Personal information
- Full name: Ahmadou Ama Camara
- Date of birth: 1 August 2003 (age 22)
- Place of birth: Conakry, Guinea
- Height: 1.78 m (5 ft 10 in)
- Position(s): Central midfielder

Team information
- Current team: Khor Fakkan
- Number: 5

Youth career
- –2018: Hafia FC
- 2019–2020: Fath US
- 2020–2022: Raja CA

Senior career*
- Years: Team / Apps / (Gls)
- 2022–2024: Raja CA / 41 / (0)
- 2024–: Khor Fakkan / 0 / (0)

International career^{‡}
- 2022–2024: Guinea U20 / 3 / (0)
- 2024–: Guinea U23 / 2 / (0)

= Ahmadou Camara =

Guinean professional footballer

Ahmadou Camara (born 1 August 2003) is a Guinean professional footballer who plays as a central midfielder for UAE Pro League club Khor Fakkan.

==Early life==
Ahmadou Camara was born on 1 August 2003 in Conakry. After a period at Hafia FC, he left Guinea for Morocco in 2018 to enter a football scouting program. Once in the Kingdom, he joined Fath Union Sport's academy where he will play for a year before being spotted by the Raja Club Athletic in 2020.

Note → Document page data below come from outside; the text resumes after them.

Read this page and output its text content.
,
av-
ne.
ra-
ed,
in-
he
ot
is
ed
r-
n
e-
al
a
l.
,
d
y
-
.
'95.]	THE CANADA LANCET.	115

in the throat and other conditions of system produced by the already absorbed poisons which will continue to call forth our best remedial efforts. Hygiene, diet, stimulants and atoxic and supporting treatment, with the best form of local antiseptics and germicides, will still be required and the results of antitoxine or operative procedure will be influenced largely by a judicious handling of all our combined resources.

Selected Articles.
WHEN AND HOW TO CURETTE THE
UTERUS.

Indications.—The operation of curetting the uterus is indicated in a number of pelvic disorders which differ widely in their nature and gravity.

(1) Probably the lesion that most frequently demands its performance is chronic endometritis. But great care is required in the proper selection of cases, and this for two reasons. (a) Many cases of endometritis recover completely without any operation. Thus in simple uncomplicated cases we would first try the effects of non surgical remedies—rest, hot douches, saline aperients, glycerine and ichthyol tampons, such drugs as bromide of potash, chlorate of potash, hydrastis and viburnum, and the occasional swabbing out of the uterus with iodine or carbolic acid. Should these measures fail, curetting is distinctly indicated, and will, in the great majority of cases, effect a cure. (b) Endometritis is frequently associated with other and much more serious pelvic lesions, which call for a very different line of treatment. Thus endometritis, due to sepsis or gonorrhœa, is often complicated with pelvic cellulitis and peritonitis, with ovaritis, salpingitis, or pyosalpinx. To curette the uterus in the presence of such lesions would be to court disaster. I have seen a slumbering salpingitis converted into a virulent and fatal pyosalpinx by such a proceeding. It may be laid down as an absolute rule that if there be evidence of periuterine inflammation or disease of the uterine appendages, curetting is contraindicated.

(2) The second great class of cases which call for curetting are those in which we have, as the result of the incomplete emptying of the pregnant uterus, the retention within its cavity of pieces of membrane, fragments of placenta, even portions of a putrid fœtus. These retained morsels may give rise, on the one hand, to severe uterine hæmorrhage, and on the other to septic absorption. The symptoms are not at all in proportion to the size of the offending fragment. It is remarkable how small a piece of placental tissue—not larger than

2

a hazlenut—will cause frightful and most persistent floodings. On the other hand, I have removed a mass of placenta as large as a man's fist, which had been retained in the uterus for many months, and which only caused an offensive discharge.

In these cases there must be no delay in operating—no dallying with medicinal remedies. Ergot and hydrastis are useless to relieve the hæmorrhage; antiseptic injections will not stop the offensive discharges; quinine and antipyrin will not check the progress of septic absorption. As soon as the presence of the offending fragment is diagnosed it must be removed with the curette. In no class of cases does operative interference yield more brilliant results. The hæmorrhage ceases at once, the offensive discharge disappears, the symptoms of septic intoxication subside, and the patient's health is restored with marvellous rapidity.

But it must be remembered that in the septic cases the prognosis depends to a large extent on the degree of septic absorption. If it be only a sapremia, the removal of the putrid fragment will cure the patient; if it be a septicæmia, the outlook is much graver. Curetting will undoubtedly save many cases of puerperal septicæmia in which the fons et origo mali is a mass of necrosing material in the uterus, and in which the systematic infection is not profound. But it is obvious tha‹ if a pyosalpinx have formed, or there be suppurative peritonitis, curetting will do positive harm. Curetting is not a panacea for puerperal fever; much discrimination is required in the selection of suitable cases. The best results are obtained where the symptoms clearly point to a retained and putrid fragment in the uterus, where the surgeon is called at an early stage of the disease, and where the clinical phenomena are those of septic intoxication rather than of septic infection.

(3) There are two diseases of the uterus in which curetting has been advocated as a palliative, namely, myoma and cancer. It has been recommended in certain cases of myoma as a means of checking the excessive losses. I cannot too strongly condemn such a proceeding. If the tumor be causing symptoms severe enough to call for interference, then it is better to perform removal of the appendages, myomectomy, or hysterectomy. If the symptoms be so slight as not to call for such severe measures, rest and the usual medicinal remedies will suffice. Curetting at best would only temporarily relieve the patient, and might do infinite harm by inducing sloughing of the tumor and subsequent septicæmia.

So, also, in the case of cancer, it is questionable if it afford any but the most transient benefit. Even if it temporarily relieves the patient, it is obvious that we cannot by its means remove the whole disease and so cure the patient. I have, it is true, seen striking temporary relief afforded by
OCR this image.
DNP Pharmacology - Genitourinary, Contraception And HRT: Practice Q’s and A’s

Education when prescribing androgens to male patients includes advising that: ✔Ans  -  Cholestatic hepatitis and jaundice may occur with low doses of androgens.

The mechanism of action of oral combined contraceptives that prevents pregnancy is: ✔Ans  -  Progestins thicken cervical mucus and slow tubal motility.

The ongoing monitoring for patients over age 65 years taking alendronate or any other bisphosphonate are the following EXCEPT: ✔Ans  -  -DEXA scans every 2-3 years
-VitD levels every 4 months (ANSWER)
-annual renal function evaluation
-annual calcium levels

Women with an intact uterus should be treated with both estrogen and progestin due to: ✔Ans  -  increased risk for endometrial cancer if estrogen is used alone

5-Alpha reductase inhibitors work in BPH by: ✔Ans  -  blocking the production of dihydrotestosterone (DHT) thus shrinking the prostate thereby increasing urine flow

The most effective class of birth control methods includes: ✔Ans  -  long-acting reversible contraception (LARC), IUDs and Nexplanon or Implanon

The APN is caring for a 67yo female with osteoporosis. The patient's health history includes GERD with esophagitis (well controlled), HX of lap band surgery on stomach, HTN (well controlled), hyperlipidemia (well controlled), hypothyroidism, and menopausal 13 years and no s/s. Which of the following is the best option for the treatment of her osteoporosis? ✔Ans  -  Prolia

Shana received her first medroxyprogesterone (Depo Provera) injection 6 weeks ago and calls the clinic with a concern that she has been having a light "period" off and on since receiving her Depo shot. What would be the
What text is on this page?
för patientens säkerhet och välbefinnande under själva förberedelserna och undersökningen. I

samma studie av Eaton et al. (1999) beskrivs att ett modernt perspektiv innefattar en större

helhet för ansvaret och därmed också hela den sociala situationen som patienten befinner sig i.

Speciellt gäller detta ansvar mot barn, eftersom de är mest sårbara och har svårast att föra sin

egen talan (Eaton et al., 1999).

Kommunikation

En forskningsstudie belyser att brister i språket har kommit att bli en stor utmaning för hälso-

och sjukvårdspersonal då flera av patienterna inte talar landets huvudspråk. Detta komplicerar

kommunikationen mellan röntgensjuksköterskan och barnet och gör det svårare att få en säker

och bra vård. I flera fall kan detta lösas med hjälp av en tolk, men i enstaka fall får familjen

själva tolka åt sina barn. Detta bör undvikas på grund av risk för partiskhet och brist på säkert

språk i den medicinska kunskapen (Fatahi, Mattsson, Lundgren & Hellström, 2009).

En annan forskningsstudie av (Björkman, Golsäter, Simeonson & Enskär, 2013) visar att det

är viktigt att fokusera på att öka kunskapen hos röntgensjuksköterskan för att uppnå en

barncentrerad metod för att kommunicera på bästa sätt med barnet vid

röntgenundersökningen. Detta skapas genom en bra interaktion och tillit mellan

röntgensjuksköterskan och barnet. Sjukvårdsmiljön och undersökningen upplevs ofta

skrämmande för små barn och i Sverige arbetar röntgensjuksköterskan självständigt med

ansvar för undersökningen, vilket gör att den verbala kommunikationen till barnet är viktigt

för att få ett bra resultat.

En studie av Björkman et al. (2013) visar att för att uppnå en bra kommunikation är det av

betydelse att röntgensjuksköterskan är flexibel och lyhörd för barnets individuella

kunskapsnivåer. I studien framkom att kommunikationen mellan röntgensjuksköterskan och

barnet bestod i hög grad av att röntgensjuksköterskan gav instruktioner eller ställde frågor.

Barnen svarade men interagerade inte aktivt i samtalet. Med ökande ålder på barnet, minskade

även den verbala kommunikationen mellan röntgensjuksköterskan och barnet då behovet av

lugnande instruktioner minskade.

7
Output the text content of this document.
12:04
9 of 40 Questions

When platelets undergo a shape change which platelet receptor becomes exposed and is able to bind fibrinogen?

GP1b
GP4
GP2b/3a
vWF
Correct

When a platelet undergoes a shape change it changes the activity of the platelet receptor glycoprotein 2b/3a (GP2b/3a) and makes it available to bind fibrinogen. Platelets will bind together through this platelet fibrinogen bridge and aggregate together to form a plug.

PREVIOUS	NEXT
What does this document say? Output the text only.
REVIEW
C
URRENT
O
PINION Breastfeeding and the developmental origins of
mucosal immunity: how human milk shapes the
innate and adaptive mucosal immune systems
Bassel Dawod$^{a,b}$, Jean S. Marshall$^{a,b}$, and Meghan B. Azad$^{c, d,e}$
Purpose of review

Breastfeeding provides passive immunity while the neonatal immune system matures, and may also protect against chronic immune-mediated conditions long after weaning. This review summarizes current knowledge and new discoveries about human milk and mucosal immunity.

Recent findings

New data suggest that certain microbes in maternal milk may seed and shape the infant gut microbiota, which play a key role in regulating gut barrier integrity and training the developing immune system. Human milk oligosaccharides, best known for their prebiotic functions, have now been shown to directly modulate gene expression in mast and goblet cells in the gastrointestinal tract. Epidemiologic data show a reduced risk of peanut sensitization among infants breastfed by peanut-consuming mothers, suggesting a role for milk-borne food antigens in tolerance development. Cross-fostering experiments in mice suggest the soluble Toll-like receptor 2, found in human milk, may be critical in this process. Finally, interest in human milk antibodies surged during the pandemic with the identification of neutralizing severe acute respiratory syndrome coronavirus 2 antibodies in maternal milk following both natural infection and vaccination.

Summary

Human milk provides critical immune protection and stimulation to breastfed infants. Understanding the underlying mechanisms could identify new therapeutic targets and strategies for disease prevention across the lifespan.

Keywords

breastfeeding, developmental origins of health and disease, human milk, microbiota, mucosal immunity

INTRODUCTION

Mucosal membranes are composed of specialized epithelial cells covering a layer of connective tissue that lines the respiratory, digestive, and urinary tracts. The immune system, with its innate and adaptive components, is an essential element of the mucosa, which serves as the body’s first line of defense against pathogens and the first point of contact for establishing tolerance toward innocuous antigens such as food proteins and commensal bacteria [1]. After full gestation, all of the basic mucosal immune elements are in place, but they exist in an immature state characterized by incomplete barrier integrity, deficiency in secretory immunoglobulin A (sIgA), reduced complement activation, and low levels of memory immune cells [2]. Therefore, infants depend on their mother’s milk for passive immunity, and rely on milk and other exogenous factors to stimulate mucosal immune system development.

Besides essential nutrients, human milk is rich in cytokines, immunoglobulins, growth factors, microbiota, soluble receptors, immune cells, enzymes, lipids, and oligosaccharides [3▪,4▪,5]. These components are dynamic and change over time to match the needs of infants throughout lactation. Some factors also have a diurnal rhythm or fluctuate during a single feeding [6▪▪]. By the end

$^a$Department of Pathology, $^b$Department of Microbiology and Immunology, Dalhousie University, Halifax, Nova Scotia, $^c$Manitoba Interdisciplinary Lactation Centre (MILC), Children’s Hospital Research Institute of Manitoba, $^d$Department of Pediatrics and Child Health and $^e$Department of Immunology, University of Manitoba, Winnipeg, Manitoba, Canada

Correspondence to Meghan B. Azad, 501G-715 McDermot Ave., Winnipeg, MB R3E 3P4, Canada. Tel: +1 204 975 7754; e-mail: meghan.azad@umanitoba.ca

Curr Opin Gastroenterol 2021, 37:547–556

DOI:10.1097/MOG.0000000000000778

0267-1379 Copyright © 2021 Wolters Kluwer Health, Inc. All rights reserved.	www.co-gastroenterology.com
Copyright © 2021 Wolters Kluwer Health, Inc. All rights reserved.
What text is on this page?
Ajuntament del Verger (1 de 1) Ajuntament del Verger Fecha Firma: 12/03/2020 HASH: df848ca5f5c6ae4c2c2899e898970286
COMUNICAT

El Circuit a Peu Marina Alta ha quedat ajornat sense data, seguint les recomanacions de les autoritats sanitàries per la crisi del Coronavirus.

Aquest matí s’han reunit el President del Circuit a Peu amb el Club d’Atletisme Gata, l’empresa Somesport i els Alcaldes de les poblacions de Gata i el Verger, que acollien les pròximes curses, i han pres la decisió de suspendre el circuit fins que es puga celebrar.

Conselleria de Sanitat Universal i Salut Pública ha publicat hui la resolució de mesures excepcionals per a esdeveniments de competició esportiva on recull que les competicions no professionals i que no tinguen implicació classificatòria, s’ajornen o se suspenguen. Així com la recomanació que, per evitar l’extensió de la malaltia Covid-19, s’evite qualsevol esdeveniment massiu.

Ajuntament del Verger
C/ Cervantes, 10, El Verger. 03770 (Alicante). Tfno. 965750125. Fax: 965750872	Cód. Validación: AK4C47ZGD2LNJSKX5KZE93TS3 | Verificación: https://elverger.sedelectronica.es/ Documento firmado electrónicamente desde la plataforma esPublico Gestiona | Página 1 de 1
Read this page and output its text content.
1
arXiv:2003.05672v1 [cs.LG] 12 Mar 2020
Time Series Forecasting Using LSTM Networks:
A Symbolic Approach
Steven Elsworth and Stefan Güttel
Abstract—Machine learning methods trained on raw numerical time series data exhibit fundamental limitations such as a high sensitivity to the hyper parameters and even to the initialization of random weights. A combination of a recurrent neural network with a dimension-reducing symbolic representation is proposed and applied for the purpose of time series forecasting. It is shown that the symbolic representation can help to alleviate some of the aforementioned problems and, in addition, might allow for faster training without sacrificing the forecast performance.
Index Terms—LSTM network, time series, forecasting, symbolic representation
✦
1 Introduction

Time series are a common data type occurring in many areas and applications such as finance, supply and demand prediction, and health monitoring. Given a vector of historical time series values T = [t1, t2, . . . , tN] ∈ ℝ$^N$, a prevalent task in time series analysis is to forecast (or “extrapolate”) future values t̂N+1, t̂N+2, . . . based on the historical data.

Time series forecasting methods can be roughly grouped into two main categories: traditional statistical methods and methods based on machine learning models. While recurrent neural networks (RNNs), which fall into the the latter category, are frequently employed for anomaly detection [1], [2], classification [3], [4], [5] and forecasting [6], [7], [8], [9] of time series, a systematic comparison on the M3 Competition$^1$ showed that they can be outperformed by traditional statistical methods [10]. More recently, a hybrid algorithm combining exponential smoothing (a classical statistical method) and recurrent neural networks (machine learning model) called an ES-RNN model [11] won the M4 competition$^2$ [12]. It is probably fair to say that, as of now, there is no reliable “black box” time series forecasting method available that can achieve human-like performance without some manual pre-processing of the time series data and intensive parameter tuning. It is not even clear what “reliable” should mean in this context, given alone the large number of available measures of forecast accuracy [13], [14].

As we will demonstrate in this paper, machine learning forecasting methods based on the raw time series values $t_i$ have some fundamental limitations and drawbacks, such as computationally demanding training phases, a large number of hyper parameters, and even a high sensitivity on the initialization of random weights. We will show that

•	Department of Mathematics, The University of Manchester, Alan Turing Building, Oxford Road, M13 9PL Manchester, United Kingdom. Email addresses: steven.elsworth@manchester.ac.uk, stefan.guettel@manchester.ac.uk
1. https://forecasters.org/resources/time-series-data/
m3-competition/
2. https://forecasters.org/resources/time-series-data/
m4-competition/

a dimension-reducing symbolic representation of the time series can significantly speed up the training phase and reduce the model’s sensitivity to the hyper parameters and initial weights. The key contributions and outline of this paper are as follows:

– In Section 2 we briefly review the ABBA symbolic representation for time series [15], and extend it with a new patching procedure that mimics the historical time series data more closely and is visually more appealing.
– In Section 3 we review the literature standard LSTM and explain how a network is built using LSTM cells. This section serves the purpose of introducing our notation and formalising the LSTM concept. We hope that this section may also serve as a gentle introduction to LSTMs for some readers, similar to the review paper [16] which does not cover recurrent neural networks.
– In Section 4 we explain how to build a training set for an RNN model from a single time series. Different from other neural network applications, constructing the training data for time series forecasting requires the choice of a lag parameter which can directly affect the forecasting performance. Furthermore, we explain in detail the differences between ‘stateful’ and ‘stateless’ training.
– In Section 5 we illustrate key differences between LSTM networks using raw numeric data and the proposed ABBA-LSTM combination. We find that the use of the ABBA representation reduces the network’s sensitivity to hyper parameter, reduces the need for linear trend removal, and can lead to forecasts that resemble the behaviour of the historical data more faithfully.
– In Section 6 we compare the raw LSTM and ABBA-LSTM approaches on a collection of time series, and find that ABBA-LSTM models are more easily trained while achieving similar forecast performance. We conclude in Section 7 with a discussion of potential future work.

At the age of 17, he arrived at the Raja-Oasis Sports Complex and joined the U19 team. He quickly established himself as a starter and reached the U23 team under Bouchaib El Moubarki that was playing in the North West Group of the Amateurs 3 League, which is the fifth level of Moroccan football. For two successive seasons, the team was close to gain promotion but finished in second and third position respectively.

==Club career==
Thanks to his performance and his consistency, Rachid Taoussi called up the young Guinean in June 2022 to join the first team's training. On 2 July 2022, he made his professional debut against Maghreb AS on the last leg of the Botola (0–0).

On 18 March 2023, under Mondher Kebaier, he made his Champions League debut against Vipers SC in Tanzania (1–1), and played the quarter-finals against Al Ahly.

On 14 April, he made his starting debut against Jeunesse Sportive Soualem in the league (0–0). On June 9, the club announced the extension of Camara's contract for four additional seasons.

On 27 September 2024, Ahmadou Camara moved to the Emirati club Khor Fakkan Club.

== International career ==
In 2022, he received his first call-up to the Guinean U20 squad and played three friendly games.